“Our initial results have been very promising,”
Engineers at the University of Connecticut (UConn) have developed a fluorescent nanofibrous film capable of detecting ultra-trace levels of explosive vapors from landmines and other buried explosive devices. In the presence of explosive molecules, the film’s fluorescence is suppressed when exposed to ultraviolet (UV) light. In this way, the lightweight film, which is similar to paper, could be rolled out over suspect areas to mark the location of explosive devices.
The ultra-thin film is cheaply and easily produced by electrospinning pyrene with polystyrene in the presence of an organic salt known as tetrabutylammonium hexafluorophosphate (TBAH). The team says the resulting nanofibrous membrane is highly porous and absorbs explosive vapors at ultra-trace levels quickly and reliably.
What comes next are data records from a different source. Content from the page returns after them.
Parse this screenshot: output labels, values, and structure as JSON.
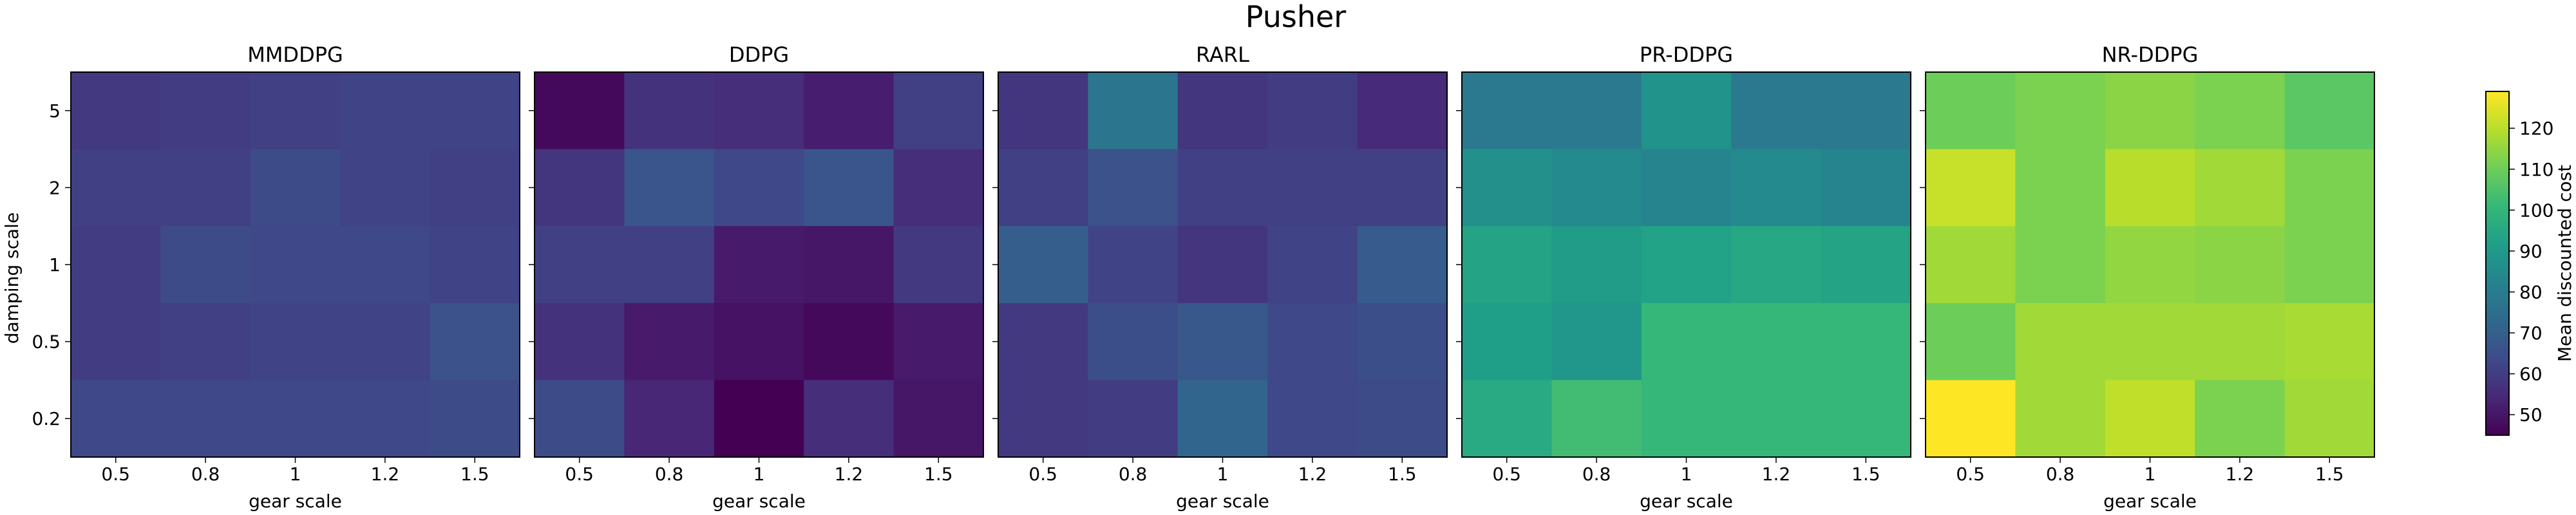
{
  "figure": {
    "title": "Pusher",
    "xlabel": "gear scale",
    "ylabel": "damping scale",
    "colorbar_label": "Mean discounted cost",
    "colormap": "viridis"
  },
  "chart_data": [
    {
      "type": "heatmap",
      "title": "MMDDPG",
      "x": [
        "0.5",
        "0.8",
        "1",
        "1.2",
        "1.5"
      ],
      "y": [
        "5",
        "2",
        "1",
        "0.5",
        "0.2"
      ],
      "z": [
        [
          59,
          60,
          61,
          62,
          62
        ],
        [
          61,
          61,
          64,
          62,
          61
        ],
        [
          60,
          64,
          63,
          63,
          62
        ],
        [
          60,
          61,
          62,
          62,
          66
        ],
        [
          63,
          63,
          63,
          63,
          64
        ]
      ]
    },
    {
      "type": "heatmap",
      "title": "DDPG",
      "x": [
        "0.5",
        "0.8",
        "1",
        "1.2",
        "1.5"
      ],
      "y": [
        "5",
        "2",
        "1",
        "0.5",
        "0.2"
      ],
      "z": [
        [
          47,
          57,
          56,
          52,
          61
        ],
        [
          58,
          67,
          63,
          67,
          56
        ],
        [
          61,
          61,
          51,
          50,
          59
        ],
        [
          57,
          51,
          49,
          47,
          51
        ],
        [
          64,
          54,
          45,
          56,
          50
        ]
      ]
    },
    {
      "type": "heatmap",
      "title": "RARL",
      "x": [
        "0.5",
        "0.8",
        "1",
        "1.2",
        "1.5"
      ],
      "y": [
        "5",
        "2",
        "1",
        "0.5",
        "0.2"
      ],
      "z": [
        [
          58,
          78,
          58,
          60,
          55
        ],
        [
          61,
          66,
          61,
          61,
          61
        ],
        [
          70,
          62,
          58,
          62,
          69
        ],
        [
          59,
          65,
          68,
          63,
          65
        ],
        [
          59,
          60,
          72,
          63,
          64
        ]
      ]
    },
    {
      "type": "heatmap",
      "title": "PR-DDPG",
      "x": [
        "0.5",
        "0.8",
        "1",
        "1.2",
        "1.5"
      ],
      "y": [
        "5",
        "2",
        "1",
        "0.5",
        "0.2"
      ],
      "z": [
        [
          79,
          79,
          88,
          79,
          79
        ],
        [
          87,
          85,
          83,
          85,
          83
        ],
        [
          94,
          91,
          93,
          95,
          94
        ],
        [
          92,
          89,
          101,
          101,
          101
        ],
        [
          96,
          103,
          101,
          101,
          101
        ]
      ]
    },
    {
      "type": "heatmap",
      "title": "NR-DDPG",
      "x": [
        "0.5",
        "0.8",
        "1",
        "1.2",
        "1.5"
      ],
      "y": [
        "5",
        "2",
        "1",
        "0.5",
        "0.2"
      ],
      "z": [
        [
          110,
          112,
          114,
          112,
          107
        ],
        [
          122,
          112,
          120,
          117,
          112
        ],
        [
          117,
          112,
          115,
          114,
          112
        ],
        [
          110,
          117,
          117,
          117,
          118
        ],
        [
          129,
          117,
          121,
          112,
          117
        ]
      ]
    }
  ],
  "colorbar": {
    "min": 45,
    "max": 129,
    "ticks": [
      "50",
      "60",
      "70",
      "80",
      "90",
      "100",
      "110",
      "120"
    ]
  }
}
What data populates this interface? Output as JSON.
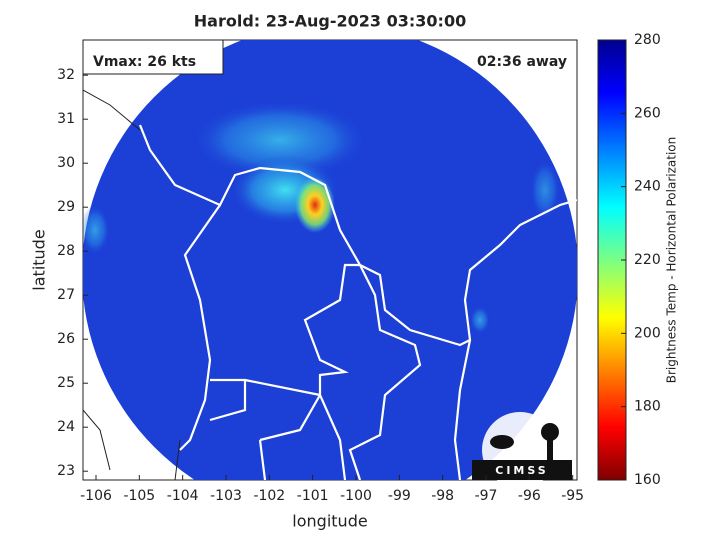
{
  "chart_data": {
    "type": "map",
    "title": "Harold: 23-Aug-2023 03:30:00",
    "annotations": [
      "Vmax: 26 kts",
      "02:36 away"
    ],
    "x_label": "longitude",
    "y_label": "latitude",
    "xlim": [
      -106.3,
      -94.9
    ],
    "xticks": [
      -106,
      -105,
      -104,
      -103,
      -102,
      -101,
      -100,
      -99,
      -98,
      -97,
      -96,
      -95
    ],
    "ylim": [
      22.8,
      32.8
    ],
    "yticks": [
      23,
      24,
      25,
      26,
      27,
      28,
      29,
      30,
      31,
      32
    ],
    "colorbar": {
      "label": "Brightness Temp - Horizontal Polarization",
      "lim": [
        160,
        280
      ],
      "ticks": [
        160,
        180,
        200,
        220,
        240,
        260,
        280
      ]
    },
    "logo": "CIMSS"
  }
}
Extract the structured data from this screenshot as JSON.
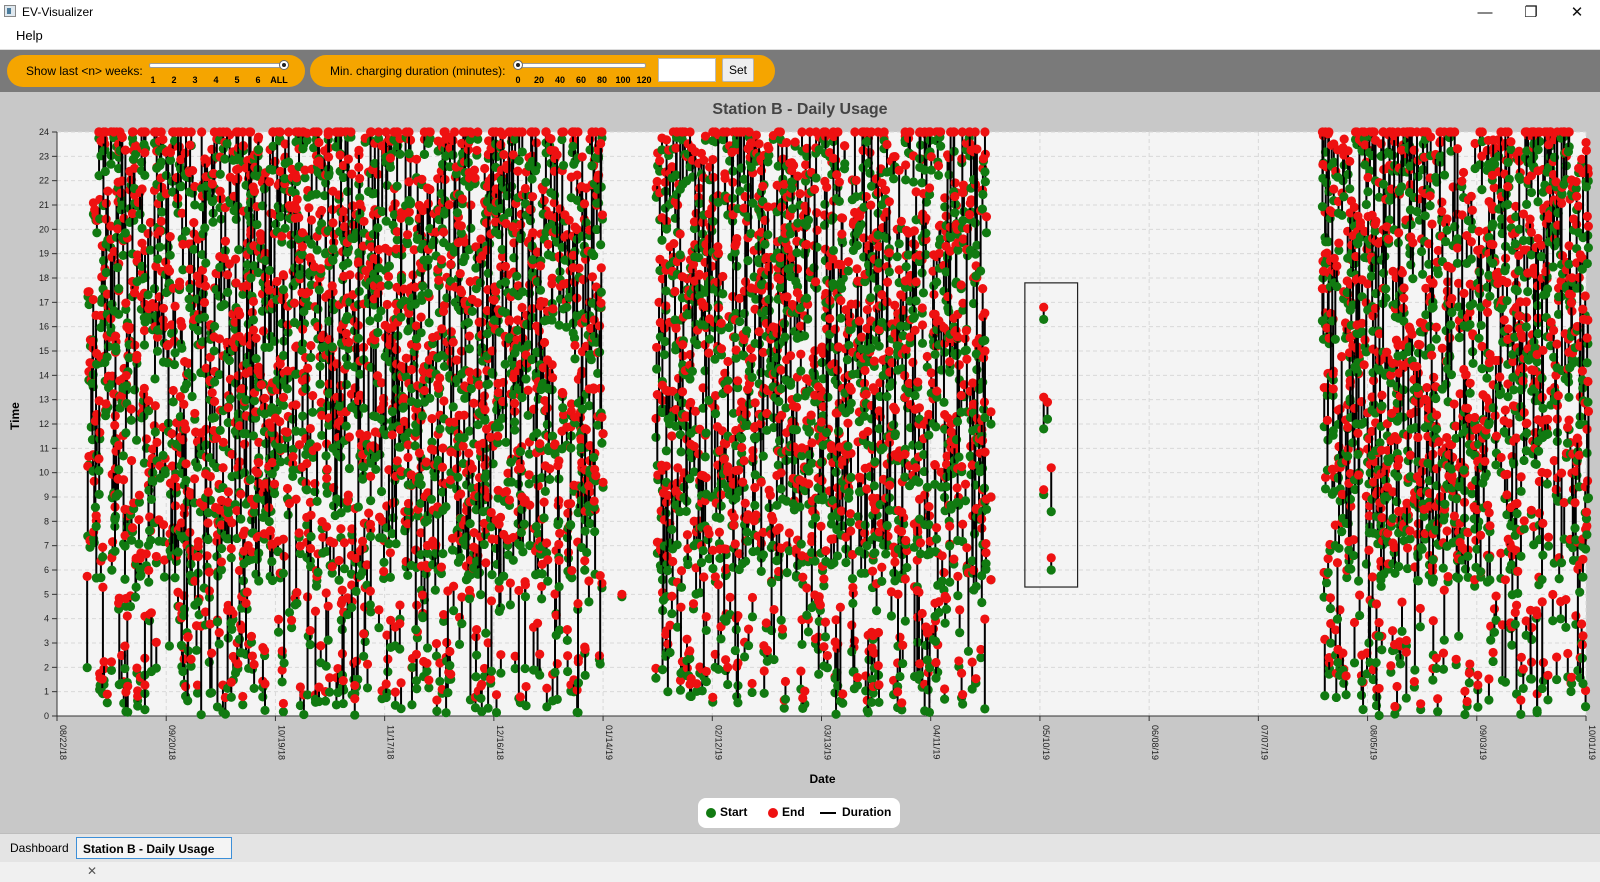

As well as detecting elements found in TNT and 2,4-DNT, which are the principle components in landmines, the film can also detect elements in harder to detect plastic explosives such as HMX, RDX, Tetryl, and PETN. It can detect elements from TNT at levels as low as 10 parts per billion, Tetryl at 74 parts per trillion (ppt), RDX at 5 ppt, PETN at 7 ppt, and HMX at 0.1 ppt, released from one billionth of a gram of explosive residue.
In the presence of explosive vapor, the recyclable film turns dark blue when exposed to UV light. The team says initial vapor detection takes place in seconds, with more than 90 percent fluorescent quenching efficiency occurring within six minutes.
While the system is still not as sensitive as a sniffer dog, which can detect explosives such as explosives at concentrations in the parts per quadrillion range, the researchers point out that dogs can get tired and also have difficulty differentiating between devices in dense minefields.